MAC lipstick "flutterby" 



















_


----------



## iLLYbiLLy (Jul 31, 2010)

very prettttttttty! you remind me of adrienne bailon a bit.


----------



## k.a.t (Aug 1, 2010)

This..is amazing...

You are awesome! and wow flawless skin


----------



## Lyricallyness (Aug 1, 2010)

awww! Totally Loving this!


----------



## angelica (Aug 2, 2010)

Love it!!


----------



## claralikesguts (Aug 2, 2010)

very egyptian-looking and it suits you perfectly!


----------



## cupcake_x (Aug 3, 2010)

I agree, would love to see a tutorial! It's beautiful.


----------



## katred (Aug 6, 2010)

I'm also voting for a tutorial.

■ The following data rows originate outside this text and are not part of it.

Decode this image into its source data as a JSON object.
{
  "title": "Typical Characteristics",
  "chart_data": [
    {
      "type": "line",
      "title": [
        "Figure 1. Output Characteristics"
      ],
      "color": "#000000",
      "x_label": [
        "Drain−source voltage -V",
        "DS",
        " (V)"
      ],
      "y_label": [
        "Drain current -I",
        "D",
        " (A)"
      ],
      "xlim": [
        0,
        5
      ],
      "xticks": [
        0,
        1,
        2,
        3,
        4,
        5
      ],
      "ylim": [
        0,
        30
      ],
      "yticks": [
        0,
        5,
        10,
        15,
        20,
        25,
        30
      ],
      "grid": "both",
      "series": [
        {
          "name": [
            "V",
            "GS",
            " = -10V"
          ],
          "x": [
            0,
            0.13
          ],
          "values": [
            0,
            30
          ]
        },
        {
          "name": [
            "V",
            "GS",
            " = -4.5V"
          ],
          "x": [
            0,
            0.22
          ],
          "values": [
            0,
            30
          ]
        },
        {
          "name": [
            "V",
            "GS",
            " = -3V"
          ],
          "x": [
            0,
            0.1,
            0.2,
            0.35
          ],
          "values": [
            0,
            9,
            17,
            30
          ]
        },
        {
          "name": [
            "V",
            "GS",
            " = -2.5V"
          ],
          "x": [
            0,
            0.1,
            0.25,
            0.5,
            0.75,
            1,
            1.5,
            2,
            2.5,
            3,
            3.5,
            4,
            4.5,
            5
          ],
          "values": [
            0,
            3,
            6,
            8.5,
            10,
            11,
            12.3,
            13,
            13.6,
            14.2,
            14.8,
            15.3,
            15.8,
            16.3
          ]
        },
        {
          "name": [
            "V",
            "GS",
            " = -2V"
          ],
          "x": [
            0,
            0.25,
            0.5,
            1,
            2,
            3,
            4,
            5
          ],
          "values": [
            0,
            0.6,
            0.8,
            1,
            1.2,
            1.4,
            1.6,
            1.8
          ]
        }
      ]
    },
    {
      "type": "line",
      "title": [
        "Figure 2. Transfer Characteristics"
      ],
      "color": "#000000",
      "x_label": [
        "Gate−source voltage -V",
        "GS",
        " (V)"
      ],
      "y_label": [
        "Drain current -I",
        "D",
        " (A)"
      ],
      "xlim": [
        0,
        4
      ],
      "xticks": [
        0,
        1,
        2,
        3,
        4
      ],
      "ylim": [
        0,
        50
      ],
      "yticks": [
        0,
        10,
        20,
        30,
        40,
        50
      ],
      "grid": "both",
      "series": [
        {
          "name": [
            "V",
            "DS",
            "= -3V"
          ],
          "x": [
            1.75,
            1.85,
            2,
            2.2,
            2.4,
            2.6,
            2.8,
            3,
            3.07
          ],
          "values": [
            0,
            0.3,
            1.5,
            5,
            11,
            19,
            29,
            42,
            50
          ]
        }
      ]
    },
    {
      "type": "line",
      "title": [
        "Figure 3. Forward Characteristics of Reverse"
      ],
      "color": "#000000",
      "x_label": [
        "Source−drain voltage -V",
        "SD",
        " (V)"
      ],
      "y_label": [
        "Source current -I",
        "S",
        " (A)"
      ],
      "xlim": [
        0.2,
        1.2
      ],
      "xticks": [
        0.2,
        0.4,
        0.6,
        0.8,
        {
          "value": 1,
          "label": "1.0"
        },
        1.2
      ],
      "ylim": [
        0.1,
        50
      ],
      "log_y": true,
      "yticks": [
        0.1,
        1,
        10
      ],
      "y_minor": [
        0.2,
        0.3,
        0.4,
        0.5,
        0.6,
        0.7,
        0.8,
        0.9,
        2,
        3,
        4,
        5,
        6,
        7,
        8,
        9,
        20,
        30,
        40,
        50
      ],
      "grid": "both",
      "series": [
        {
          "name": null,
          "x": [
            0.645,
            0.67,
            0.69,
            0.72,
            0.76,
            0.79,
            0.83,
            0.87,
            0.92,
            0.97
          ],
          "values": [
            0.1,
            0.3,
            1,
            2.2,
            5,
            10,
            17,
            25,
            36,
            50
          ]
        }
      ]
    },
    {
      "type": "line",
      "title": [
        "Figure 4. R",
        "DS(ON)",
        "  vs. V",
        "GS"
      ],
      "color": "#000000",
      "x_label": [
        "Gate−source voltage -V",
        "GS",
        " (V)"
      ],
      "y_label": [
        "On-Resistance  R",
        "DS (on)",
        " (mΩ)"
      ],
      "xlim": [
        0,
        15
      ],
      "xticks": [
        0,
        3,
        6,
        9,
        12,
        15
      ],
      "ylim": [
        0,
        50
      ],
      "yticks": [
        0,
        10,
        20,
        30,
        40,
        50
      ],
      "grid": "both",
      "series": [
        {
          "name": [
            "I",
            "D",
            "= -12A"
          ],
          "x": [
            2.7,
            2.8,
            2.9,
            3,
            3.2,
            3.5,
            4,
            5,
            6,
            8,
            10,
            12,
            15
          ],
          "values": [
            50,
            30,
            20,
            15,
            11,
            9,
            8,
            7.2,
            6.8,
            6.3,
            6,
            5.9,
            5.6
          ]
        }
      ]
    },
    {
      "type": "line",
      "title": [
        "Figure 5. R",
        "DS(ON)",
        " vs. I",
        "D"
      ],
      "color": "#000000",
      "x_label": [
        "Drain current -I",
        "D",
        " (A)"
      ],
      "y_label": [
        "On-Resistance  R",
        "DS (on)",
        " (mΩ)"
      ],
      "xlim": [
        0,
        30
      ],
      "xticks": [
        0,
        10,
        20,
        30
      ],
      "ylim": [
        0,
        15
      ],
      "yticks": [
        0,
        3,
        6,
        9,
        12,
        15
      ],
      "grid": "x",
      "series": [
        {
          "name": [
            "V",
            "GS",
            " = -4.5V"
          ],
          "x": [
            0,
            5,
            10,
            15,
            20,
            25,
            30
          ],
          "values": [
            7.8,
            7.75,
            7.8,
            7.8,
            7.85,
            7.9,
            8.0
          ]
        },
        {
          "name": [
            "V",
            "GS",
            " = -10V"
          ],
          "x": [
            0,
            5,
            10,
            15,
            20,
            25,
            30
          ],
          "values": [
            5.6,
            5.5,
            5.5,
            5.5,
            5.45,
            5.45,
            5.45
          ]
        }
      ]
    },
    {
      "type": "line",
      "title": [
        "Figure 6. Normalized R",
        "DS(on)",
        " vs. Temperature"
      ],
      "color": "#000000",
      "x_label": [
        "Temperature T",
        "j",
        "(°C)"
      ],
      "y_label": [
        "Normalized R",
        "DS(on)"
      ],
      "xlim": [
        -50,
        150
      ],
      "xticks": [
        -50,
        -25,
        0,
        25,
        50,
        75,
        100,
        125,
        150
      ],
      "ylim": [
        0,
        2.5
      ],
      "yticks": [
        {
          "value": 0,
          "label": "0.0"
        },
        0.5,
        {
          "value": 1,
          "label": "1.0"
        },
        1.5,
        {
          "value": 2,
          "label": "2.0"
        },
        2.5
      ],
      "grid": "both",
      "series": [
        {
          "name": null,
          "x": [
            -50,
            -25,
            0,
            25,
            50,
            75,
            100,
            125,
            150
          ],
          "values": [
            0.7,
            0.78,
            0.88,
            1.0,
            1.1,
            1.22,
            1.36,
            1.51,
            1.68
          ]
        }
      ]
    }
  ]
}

I'm always scared to try cut crease looks and this one is just so beautiful and wearable!


----------



## jollystuikie (Aug 6, 2010)

Gorgeous!!!!


----------



## charlotte366 (Aug 6, 2010)

I wore this everyday since you posted it, easy to do and so simpl yet effective, thank you!


----------



## Tobimaru (Aug 6, 2010)

love it!  maybe a Tut??


----------



## LC (Aug 6, 2010)

Quote:

   Originally Posted by *charlotte366* 

 
_I wore this everyday since you posted it, easy to do and so simpl yet effective, thank you!_

 
omg, lol! thank you, that's one of the most flattering comments i've ever received


----------



## lechat (Aug 6, 2010)

^who in the world is saying your stuff is photoshopped?


----------



## LC (Aug 6, 2010)

Quote:

   Originally Posted by *lechat* 

 
_^who in the world is saying your stuff is photoshopped?_

 
a couple girls on makeupalley, who apparently don't think i can see what they write...


----------



## banana1234 (Aug 6, 2010)

Quote:

   Originally Posted by *LC* 

 
_a couple girls on makeupalley, who apparently don't think i can see what they write..._

 
they're just jealous!


----------



## MsHaight (Aug 6, 2010)

ABSOLUTELY GORGEOUS!

You MUST do a tutorial on this look, it is so lovely! You are very talented!


----------



## ILoveMacMakeup (Aug 7, 2010)

Quote:

   Originally Posted by *katred* 

 
_I'm also voting for a tutorial. I'm always scared to try cut crease looks and this one is just so beautiful and wearable!_

 
Im going to 2nd this....this look is perfection.


----------



## hannahchristine (Dec 21, 2010)

tutorial please! i need to learn how to do the crease cut looks!


----------



## MAChostage (Dec 28, 2010)

Now this kind of cut crease I'd wear!  Beautiful look!


----------



## leenybeeny (Dec 28, 2010)

wow!  fantastic look!!!


----------



## heidik (Dec 28, 2010)

wow, i would love a tutorial on this look... its beautiful!


----------



## strawberry1 (Jan 11, 2011)

This is beautiful! I wish I could do this look but my eyes are hooded.


----------